HPA is a native Kubernetes object for autoscaling workloads based on metrics like CPU and memory usage.
Core Components
  • HorizontalPodAutoscaler resource: Defines scaling behavior.
  • HPA controller: Monitors metrics and adjusts the replica count.
  • Metrics Server: Collects resource usage metrics (CPU, memory) from kubelets and serves them via the Kubernetes API.
Key Settings
  • minReplicas: Minimum number of pods.
  • maxReplicas: Maximum number of pods.
  • targetCPUUtilizationPercentage: Desired CPU utilization threshold for scaling.
Metrics Flow
  • Metrics Server collects resource usage data from kubelets.
  • HPA controller queries the API server every 15 seconds for resource data.
  • Based on the collected metrics, HPA adjusts the replica count of workloads, typically defined in Deployment resources.
Example
apiVersion: apps/v1 kind: Deployment metadata: name: sample spec: replicas: 1 template: metadata: labels: app: sample containers: - name: sample image: sample-image:1.0 resources: requests: cpu: "100m" --- apiVersion: autoscaling/v1 kind: HorizontalPodAutoscaler metadata: name: sample spec: scaleTargetRef: apiVersion: apps/v1 kind: Deployment name: sample minReplicas: 1 maxReplicas: 3 targetCPUUtilizationPercentage: 75
 
Scaling Triggers
  • HPA evaluates metrics like CPU, memory, or custom metrics individually.
  • The highest calculated replica count among the metrics is applied.
Advantages
  • Easy to implement for CPU/memory-based scaling.
  • Widely applicable for stateless workloads.
  • Supported natively within Kubernetes.
Limitations
  • HPA Constraints:
    • Not suitable for workloads that can't share load (e.g., some stateful or leader-elected applications).
    • Vertical Pod Autoscaling may be more appropriate for these use cases.
  • Cluster Size Dependency:
    • Scaling is limited by available cluster capacity.
    • May require cluster autoscaling or manual capacity provisioning.
  • Metric Selection:
    • CPU and memory may not always be ideal scaling metrics.
    • Custom metrics may better reflect application-specific scaling needs.
How to design a high-availability Kubernetes cluster:
  • Set up multiple master nodes (3 or 5) in an HA configuration.

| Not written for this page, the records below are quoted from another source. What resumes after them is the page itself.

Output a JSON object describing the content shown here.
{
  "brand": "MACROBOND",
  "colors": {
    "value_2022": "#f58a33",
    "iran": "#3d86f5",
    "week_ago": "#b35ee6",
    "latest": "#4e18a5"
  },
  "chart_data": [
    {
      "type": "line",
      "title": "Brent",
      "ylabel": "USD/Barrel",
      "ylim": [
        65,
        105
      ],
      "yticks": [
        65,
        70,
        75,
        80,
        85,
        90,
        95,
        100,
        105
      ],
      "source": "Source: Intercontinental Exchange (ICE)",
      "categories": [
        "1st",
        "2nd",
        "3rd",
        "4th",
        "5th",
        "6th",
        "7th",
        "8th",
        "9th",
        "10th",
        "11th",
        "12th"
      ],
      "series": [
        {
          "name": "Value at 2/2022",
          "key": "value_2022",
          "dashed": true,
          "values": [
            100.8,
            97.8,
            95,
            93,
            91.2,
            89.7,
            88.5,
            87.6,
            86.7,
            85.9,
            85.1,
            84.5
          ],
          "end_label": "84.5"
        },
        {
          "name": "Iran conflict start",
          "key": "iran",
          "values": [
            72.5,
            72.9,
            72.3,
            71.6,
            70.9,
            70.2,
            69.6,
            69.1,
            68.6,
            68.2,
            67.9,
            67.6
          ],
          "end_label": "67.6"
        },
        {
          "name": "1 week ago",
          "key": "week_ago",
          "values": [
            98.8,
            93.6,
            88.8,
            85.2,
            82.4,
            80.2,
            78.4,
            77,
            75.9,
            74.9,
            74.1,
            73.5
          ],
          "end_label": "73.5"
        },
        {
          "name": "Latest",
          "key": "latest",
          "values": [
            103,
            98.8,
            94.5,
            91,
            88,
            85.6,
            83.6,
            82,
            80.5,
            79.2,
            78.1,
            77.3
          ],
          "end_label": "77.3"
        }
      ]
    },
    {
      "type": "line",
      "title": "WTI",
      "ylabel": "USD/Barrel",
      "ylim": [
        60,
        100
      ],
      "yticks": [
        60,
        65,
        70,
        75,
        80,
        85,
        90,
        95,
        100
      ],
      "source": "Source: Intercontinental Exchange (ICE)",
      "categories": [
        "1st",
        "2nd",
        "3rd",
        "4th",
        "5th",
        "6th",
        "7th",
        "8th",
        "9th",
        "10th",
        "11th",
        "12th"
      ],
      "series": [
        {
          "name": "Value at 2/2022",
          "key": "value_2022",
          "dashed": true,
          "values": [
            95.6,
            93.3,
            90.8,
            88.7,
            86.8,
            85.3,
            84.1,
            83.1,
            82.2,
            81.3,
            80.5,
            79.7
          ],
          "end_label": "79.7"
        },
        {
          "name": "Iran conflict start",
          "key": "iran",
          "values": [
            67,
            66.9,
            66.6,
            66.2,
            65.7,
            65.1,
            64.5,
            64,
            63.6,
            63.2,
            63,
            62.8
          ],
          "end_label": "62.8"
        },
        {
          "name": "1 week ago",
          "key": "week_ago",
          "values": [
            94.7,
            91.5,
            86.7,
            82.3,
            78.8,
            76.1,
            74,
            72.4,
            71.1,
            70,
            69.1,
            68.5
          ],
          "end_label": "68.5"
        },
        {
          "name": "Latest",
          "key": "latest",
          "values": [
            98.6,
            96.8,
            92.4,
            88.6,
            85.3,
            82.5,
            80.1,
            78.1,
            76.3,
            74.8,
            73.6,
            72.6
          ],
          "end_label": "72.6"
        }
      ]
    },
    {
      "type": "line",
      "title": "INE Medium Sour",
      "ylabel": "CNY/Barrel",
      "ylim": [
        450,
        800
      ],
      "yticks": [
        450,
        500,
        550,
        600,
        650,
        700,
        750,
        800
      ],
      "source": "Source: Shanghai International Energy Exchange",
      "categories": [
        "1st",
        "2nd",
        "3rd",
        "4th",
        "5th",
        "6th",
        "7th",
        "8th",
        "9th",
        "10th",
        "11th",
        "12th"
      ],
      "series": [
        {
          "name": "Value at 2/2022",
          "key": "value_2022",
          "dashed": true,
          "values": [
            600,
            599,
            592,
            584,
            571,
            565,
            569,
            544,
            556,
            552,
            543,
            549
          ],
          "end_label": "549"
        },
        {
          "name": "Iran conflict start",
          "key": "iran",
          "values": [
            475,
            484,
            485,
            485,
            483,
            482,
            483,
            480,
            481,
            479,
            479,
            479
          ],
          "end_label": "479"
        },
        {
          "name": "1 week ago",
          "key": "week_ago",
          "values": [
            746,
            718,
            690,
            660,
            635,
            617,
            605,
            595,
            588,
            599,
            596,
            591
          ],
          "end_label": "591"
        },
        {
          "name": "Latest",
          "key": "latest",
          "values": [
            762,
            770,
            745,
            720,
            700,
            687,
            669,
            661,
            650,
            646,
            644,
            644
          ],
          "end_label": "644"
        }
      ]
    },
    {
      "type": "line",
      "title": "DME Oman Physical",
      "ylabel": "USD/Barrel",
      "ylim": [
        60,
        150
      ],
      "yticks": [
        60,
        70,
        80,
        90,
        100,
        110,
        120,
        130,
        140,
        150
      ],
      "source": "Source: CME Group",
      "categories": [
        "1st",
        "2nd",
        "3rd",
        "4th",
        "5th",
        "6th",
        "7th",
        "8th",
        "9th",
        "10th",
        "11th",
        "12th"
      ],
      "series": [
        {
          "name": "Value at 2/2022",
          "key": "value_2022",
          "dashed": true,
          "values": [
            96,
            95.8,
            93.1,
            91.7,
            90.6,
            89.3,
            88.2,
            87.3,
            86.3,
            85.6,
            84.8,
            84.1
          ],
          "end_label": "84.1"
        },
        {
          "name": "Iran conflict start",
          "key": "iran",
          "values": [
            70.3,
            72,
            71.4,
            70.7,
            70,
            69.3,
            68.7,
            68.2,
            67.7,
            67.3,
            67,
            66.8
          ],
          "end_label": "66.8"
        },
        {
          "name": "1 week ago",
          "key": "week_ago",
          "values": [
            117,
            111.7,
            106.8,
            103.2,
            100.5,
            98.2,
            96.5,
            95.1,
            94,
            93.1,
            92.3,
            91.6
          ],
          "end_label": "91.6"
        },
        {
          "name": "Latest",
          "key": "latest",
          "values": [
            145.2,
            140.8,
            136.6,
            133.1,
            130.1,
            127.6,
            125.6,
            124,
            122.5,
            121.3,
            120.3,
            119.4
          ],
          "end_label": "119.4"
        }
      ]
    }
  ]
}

  • Distribute worker nodes across multiple Availability Zones or data centers.
  • Implement automated backup and recovery procedures for etcd, the Kubernetes control plane database.
  • Use a load balancer to distribute traffic to master nodes.
  • Employ monitoring and alerting to detect and respond to cluster issues promptly.

Summary

  • HPA is the most common and straightforward autoscaling tool in Kubernetes.
  • Useful for stateless applications with predictable resource usage patterns.
  • Requires careful consideration of workload type, cluster capacity, and metric relevance to avoid limitations.